Kazım Karabekir Paşa’nın Milliyet gazetesindeki bir yazı dizisinde kendisine karşı yapılmış meydan okumasına bir mektupla cevap veriyor. “Milliyet Gazetesi Umum Neşriyat ve Yazı İşleri Müdürlüğüne

Erenköy- 30 Nisan 1933

Efendim, … Fakat yazının devamı yok. O satırlarda Karabekir Paşa neler anlatıyordu?

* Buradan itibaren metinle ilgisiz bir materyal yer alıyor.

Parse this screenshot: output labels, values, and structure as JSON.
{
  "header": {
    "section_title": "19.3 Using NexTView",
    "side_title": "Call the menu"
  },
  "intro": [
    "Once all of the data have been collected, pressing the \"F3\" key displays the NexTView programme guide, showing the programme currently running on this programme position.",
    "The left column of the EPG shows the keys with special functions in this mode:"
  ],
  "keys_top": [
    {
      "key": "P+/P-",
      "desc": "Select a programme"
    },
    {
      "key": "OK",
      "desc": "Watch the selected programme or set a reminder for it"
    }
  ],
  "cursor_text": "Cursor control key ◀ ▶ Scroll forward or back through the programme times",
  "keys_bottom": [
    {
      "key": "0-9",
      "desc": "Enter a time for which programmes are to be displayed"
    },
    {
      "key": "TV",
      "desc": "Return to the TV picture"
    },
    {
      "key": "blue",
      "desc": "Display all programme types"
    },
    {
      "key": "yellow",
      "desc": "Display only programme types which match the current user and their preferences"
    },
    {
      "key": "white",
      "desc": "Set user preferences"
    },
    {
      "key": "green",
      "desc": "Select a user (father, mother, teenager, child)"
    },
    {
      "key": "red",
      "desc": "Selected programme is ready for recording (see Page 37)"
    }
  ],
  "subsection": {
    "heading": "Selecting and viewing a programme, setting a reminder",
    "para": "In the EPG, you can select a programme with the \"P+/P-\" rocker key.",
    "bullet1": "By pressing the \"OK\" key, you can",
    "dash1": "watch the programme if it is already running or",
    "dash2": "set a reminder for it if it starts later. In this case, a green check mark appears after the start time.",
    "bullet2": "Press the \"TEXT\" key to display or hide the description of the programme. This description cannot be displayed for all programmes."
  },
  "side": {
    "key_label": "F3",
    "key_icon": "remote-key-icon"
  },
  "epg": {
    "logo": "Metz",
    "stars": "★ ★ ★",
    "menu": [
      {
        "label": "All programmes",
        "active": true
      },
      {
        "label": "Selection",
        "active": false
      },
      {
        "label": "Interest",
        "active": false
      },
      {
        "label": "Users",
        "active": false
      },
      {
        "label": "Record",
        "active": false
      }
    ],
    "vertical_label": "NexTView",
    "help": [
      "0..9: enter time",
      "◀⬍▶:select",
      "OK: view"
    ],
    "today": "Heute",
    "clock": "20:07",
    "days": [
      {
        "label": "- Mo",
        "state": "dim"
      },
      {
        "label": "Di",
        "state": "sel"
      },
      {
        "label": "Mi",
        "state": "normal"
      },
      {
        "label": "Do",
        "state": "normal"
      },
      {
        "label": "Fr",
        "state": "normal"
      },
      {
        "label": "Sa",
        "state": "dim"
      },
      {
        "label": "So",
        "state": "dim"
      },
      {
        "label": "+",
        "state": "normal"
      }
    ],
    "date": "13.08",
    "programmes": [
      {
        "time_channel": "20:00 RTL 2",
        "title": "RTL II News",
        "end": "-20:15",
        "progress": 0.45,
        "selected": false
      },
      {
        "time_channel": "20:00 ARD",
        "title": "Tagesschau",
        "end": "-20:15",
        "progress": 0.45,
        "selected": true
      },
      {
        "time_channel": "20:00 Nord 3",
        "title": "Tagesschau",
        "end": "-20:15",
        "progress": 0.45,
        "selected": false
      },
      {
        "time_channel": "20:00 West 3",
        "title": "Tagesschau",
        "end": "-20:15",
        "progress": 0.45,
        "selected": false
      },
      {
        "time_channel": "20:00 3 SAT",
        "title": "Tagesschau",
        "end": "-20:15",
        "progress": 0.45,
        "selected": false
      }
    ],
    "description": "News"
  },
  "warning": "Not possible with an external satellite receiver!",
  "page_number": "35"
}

Bu parça, Karabekir’in 1933 yılında Milliyet gazetesinde kendi aleyhine başlayan kampanyaya verdiği cevabın başlangıç kısmıdır. Yani Karabekir’in kalemle başladığı savaşın ilk cümlesi. Bunun arkası gelecek ama sanırım onu benim kalemimden okumak için bir süre beklemeniz gerekecek. Zira Paşa’nın 1922-1933 arasında yaşadıklarını ikinci ciltte anlatacağım. Bunun için sonbahara kadar beklemeniz gerekiyor. Asıl tartışma bu ciltte kopacak, haber vereyim.